Scientists have discovered a six-foot-long, mostly intact skull of a pliosaur, a giant marine reptile that lived millions of years ago, on the coast of England.

The discovery: The skull of the pliosaur, a large and ferocious sea creature, was discovered near Kimmeridge Bay in Dorset, along England’s World Heritage Jurassic Coast.
* Paleontologist Steve Etches described it as “one of the best fossils I’ve ever worked on,” due to its completeness.

About the pliosaur: The pliosaur was a massive sea creature with a six foot long skull, a parietal (or third) eye, and glands on its snout that could have helped it locate prey.
* It possessed 130 teeth and could bite down with a force far surpassing that of a crocodile.
* Though they existed contemporaneously with dinosaurs, pliosaurs are more closely related to lizards and snakes.

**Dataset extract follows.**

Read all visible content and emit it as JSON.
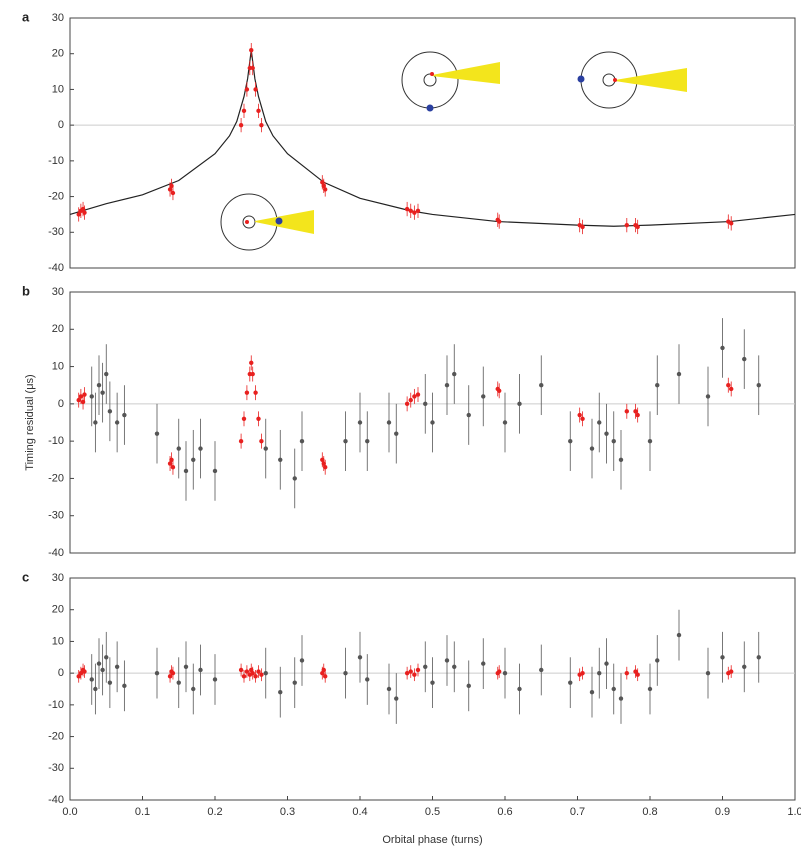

What’s next: The exceptionally preserved skull is set to be featured in a David Attenborough-hosted BBC One special on New Year’s Day, and in the U.S., it will air on PBS on February 14.
* The fossil will eventually be displayed at the Etches Collection, a museum in Kimmeridge.
* Paleontologist Steve Etches believes there’s more of the fossil still waiting to be discovered in the rapidly eroding cliffs.